The much-demonized ‘neoliberal’ tax regimes introduced in the 1980s disincentivized capital income concealment. (Falkenstein makes an extended defense of this point.) In consequence, apparent inequality rose rapidly, as such revenues came out of hiding (ἀλήθεια) into public awareness / public finances. The ‘phenomenon’ is an artifact of truth-engineering, as modestly conservative governments sought to coax capital into the open, within a comparatively non-confiscatory fiscal environment.
There are some very significant lessons here, not all of which are easy to rapidly digest. To begin with, Falkenstein reveals the emblematic character of Piketty — as a thinker of the contemporary democratic spirit — who aims above all at a certain public appearance, rather than a real economic outcome. It is utterly naive to understand the ‘equality debate’ as something fundamentally concerned with a real (or super-public) situation. Such an understanding is, in fact, deeply anti-democratic. What concerns Piketty, and those flocking to his banner, is the public spectacle of inequality, as a negative factor for political legitimacy. Beyond the surface of his proposed remedies is a purely political demand that capital should retreat into hiding, in order not to embarrass the governing elites of democratic states. It is not actual inequality that is, in truth, being judged indecent, but its admission into the public square in immodest dress.
The greatest weakness of right wing economic analysis, whether Supply-side Conservative, Libertarian, or Post-Libertarian in orientation, is its incompetence at lies. This becomes important when it interferes with a realistic analysis of the Cathedral State — an expression used in the same way one might use ‘Islamic State’ and with equivalent justification. For instance, as in this case, it tends to exaggerate the dysfunctionality of Cathedral-orchestrated social arrangements by conflating them with their public presentation.

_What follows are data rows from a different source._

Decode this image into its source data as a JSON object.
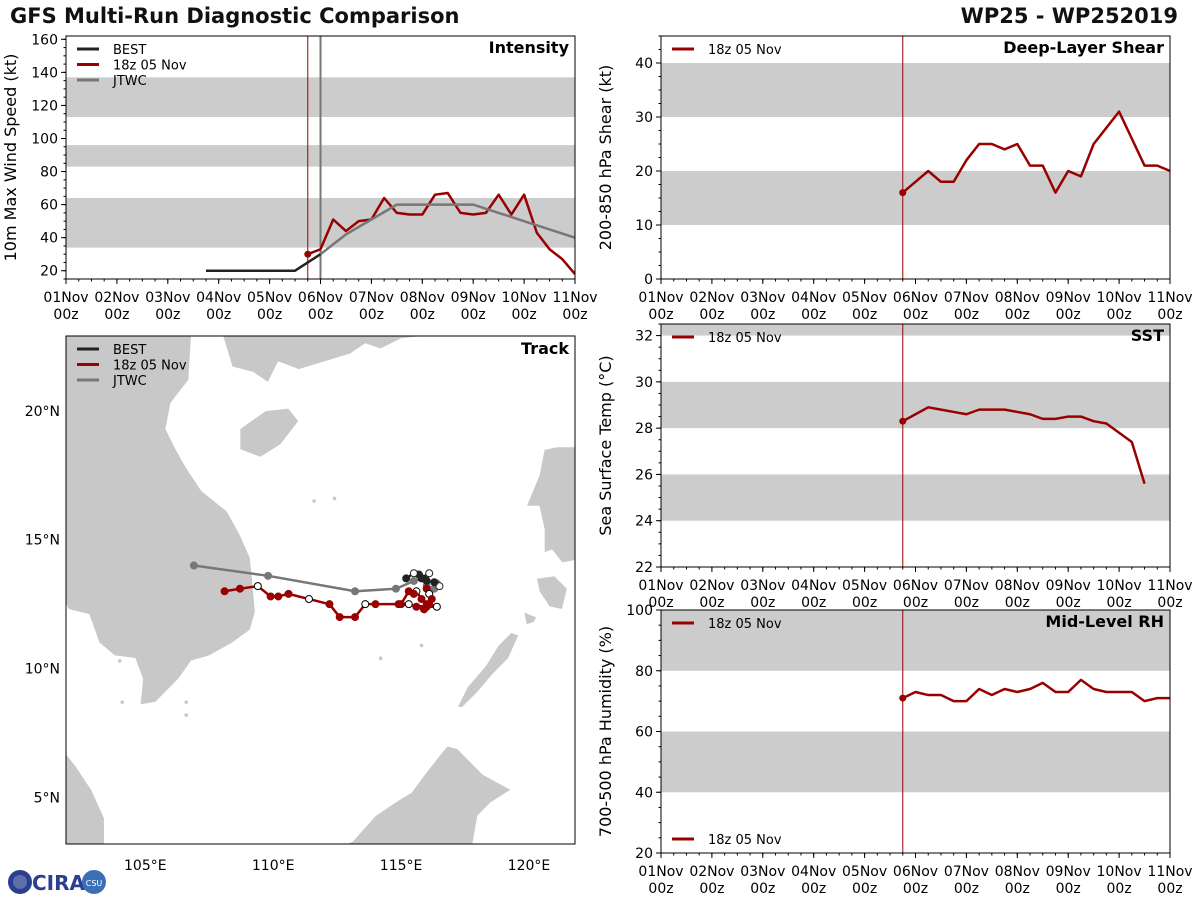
{
  "header": {
    "title_left": "GFS Multi-Run Diagnostic Comparison",
    "title_right": "WP25 - WP252019"
  },
  "logo": {
    "text": "CIRA",
    "subtext": "CSU"
  },
  "colors": {
    "best": "#222222",
    "gfs": "#990000",
    "jtwc": "#777777",
    "band": "#cccccc",
    "land": "#c8c8c8",
    "init_line": "#990000",
    "jtwc_line": "#777777"
  },
  "time_axis": {
    "ticks": [
      [
        "01Nov",
        "00z"
      ],
      [
        "02Nov",
        "00z"
      ],
      [
        "03Nov",
        "00z"
      ],
      [
        "04Nov",
        "00z"
      ],
      [
        "05Nov",
        "00z"
      ],
      [
        "06Nov",
        "00z"
      ],
      [
        "07Nov",
        "00z"
      ],
      [
        "08Nov",
        "00z"
      ],
      [
        "09Nov",
        "00z"
      ],
      [
        "10Nov",
        "00z"
      ],
      [
        "11Nov",
        "00z"
      ]
    ],
    "init_day": 4.75
  },
  "chart_data": [
    {
      "id": "intensity",
      "type": "line",
      "title": "Intensity",
      "ylabel": "10m Max Wind Speed (kt)",
      "xlim": [
        0,
        10
      ],
      "ylim": [
        15,
        162
      ],
      "yticks": [
        20,
        40,
        60,
        80,
        100,
        120,
        140,
        160
      ],
      "bands": [
        [
          34,
          64
        ],
        [
          83,
          96
        ],
        [
          113,
          137
        ]
      ],
      "vlines": [
        {
          "x": 4.75,
          "color": "gfs"
        },
        {
          "x": 5.0,
          "color": "jtwc"
        }
      ],
      "legend": [
        "BEST",
        "18z 05 Nov",
        "JTWC"
      ],
      "series": [
        {
          "name": "BEST",
          "color": "best",
          "x": [
            2.75,
            4.5,
            5.0
          ],
          "y": [
            20,
            20,
            30
          ]
        },
        {
          "name": "18z 05 Nov",
          "color": "gfs",
          "marker_first": true,
          "x": [
            4.75,
            5.0,
            5.25,
            5.5,
            5.75,
            6.0,
            6.25,
            6.5,
            6.75,
            7.0,
            7.25,
            7.5,
            7.75,
            8.0,
            8.25,
            8.5,
            8.75,
            9.0,
            9.25,
            9.5,
            9.75,
            10.0
          ],
          "y": [
            30,
            33,
            51,
            44,
            50,
            51,
            64,
            55,
            54,
            54,
            66,
            67,
            55,
            54,
            55,
            66,
            54,
            66,
            43,
            33,
            27,
            18
          ]
        },
        {
          "name": "JTWC",
          "color": "jtwc",
          "x": [
            5.0,
            5.5,
            6.0,
            6.5,
            7.0,
            7.5,
            8.0,
            8.5,
            9.0,
            9.5,
            10.0
          ],
          "y": [
            30,
            42,
            51,
            60,
            60,
            60,
            60,
            55,
            50,
            45,
            40
          ]
        }
      ]
    },
    {
      "id": "shear",
      "type": "line",
      "title": "Deep-Layer Shear",
      "ylabel": "200-850 hPa Shear (kt)",
      "xlim": [
        0,
        10
      ],
      "ylim": [
        0,
        45
      ],
      "yticks": [
        0,
        10,
        20,
        30,
        40
      ],
      "bands": [
        [
          10,
          20
        ],
        [
          30,
          40
        ]
      ],
      "vlines": [
        {
          "x": 4.75,
          "color": "gfs"
        }
      ],
      "legend": [
        "18z 05 Nov"
      ],
      "series": [
        {
          "name": "18z 05 Nov",
          "color": "gfs",
          "marker_first": true,
          "x": [
            4.75,
            5.0,
            5.25,
            5.5,
            5.75,
            6.0,
            6.25,
            6.5,
            6.75,
            7.0,
            7.25,
            7.5,
            7.75,
            8.0,
            8.25,
            8.5,
            8.75,
            9.0,
            9.25,
            9.5,
            9.75,
            10.0
          ],
          "y": [
            16,
            18,
            20,
            18,
            18,
            22,
            25,
            25,
            24,
            25,
            21,
            21,
            16,
            20,
            19,
            25,
            28,
            31,
            26,
            21,
            21,
            20
          ]
        }
      ]
    },
    {
      "id": "sst",
      "type": "line",
      "title": "SST",
      "ylabel": "Sea Surface Temp (°C)",
      "xlim": [
        0,
        10
      ],
      "ylim": [
        22,
        32.5
      ],
      "yticks": [
        22,
        24,
        26,
        28,
        30,
        32
      ],
      "bands": [
        [
          24,
          26
        ],
        [
          28,
          30
        ],
        [
          32,
          34
        ]
      ],
      "vlines": [
        {
          "x": 4.75,
          "color": "gfs"
        }
      ],
      "legend": [
        "18z 05 Nov"
      ],
      "series": [
        {
          "name": "18z 05 Nov",
          "color": "gfs",
          "marker_first": true,
          "x": [
            4.75,
            5.0,
            5.25,
            5.5,
            5.75,
            6.0,
            6.25,
            6.5,
            6.75,
            7.0,
            7.25,
            7.5,
            7.75,
            8.0,
            8.25,
            8.5,
            8.75,
            9.0,
            9.25,
            9.5
          ],
          "y": [
            28.3,
            28.6,
            28.9,
            28.8,
            28.7,
            28.6,
            28.8,
            28.8,
            28.8,
            28.7,
            28.6,
            28.4,
            28.4,
            28.5,
            28.5,
            28.3,
            28.2,
            27.8,
            27.4,
            25.6
          ]
        }
      ]
    },
    {
      "id": "rh",
      "type": "line",
      "title": "Mid-Level RH",
      "ylabel": "700-500 hPa Humidity (%)",
      "xlim": [
        0,
        10
      ],
      "ylim": [
        20,
        100
      ],
      "yticks": [
        20,
        40,
        60,
        80,
        100
      ],
      "bands": [
        [
          40,
          60
        ],
        [
          80,
          100
        ]
      ],
      "vlines": [
        {
          "x": 4.75,
          "color": "gfs"
        }
      ],
      "legend": [
        "18z 05 Nov"
      ],
      "series": [
        {
          "name": "18z 05 Nov",
          "color": "gfs",
          "marker_first": true,
          "x": [
            4.75,
            5.0,
            5.25,
            5.5,
            5.75,
            6.0,
            6.25,
            6.5,
            6.75,
            7.0,
            7.25,
            7.5,
            7.75,
            8.0,
            8.25,
            8.5,
            8.75,
            9.0,
            9.25,
            9.5,
            9.75,
            10.0
          ],
          "y": [
            71,
            73,
            72,
            72,
            70,
            70,
            74,
            72,
            74,
            73,
            74,
            76,
            73,
            73,
            77,
            74,
            73,
            73,
            73,
            70,
            71,
            71
          ]
        }
      ]
    },
    {
      "id": "track",
      "type": "scatter",
      "title": "Track",
      "xlim": [
        101.9,
        121.8
      ],
      "ylim": [
        3.2,
        22.9
      ],
      "xticks": [
        105,
        110,
        115,
        120
      ],
      "xticklabels": [
        "105°E",
        "110°E",
        "115°E",
        "120°E"
      ],
      "yticks": [
        5,
        10,
        15,
        20
      ],
      "yticklabels": [
        "5°N",
        "10°N",
        "15°N",
        "20°N"
      ],
      "legend": [
        "BEST",
        "18z 05 Nov",
        "JTWC"
      ],
      "series": [
        {
          "name": "BEST",
          "color": "best",
          "lon": [
            116.5,
            116.3,
            116.0,
            116.1,
            115.8,
            115.7,
            115.5,
            115.2
          ],
          "lat": [
            13.2,
            13.35,
            13.4,
            13.7,
            13.5,
            13.65,
            13.7,
            13.5
          ]
        },
        {
          "name": "JTWC",
          "color": "jtwc",
          "lon": [
            116.4,
            116.3,
            116.0,
            115.9,
            115.5,
            114.8,
            113.2,
            109.8,
            106.9
          ],
          "lat": [
            13.3,
            13.1,
            13.2,
            13.5,
            13.4,
            13.1,
            13.0,
            13.6,
            14.0
          ]
        },
        {
          "name": "18z 05 Nov",
          "color": "gfs",
          "lon": [
            116.0,
            116.1,
            116.2,
            116.0,
            115.8,
            115.6,
            115.5,
            115.3,
            115.0,
            115.3,
            115.6,
            115.9,
            116.1,
            116.4,
            116.0,
            114.9,
            114.0,
            113.6,
            113.2,
            112.6,
            112.2,
            111.4,
            110.6,
            110.2,
            109.9,
            109.4,
            108.7,
            108.1
          ],
          "lat": [
            13.1,
            12.9,
            12.7,
            12.5,
            12.7,
            13.0,
            12.9,
            13.0,
            12.5,
            12.5,
            12.4,
            12.3,
            12.5,
            12.4,
            12.4,
            12.5,
            12.5,
            12.5,
            12.0,
            12.0,
            12.5,
            12.7,
            12.9,
            12.8,
            12.8,
            13.2,
            13.1,
            13.0
          ]
        }
      ]
    }
  ]
}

To repeat the more concrete example at stake here, a ‘high-tax’ regime is interpreted by the truth-dupe right as a regime extracting higher taxes, or at least sincerely attempting to (before the attempt is undermined by Laffer-type perverse effects). What Falkenstein’s commentary on Piketty suggests, in contrast, is that such a demand is more realistically understood as a demand for compliance with approved appearances, even if such compliance necessitates systematic ‘non-compliance’ with state tax codes as publicly expressed. Tax policy, in the widest sense, is not, then, to be conceived as primarily revenue oriented, but rather as a set of overt and covert theatrical directions, designed to produce a politically-convenient order of appearances. It is thus, in large part, a gatekeeper, controlling admissions to and banishments from the public stage. When capital disappears back under the burkqa, the ‘problem’ of gaping inequality will be miraculously solved. (In none of this is economics, in any serious sense, even remotely involved.)
This is not economics, but political-religious public ritual, designed — with cynical realism — for mass-enfranchised idiocy and its representatives. Overwhelmingly, that is what ‘political economy’ now is.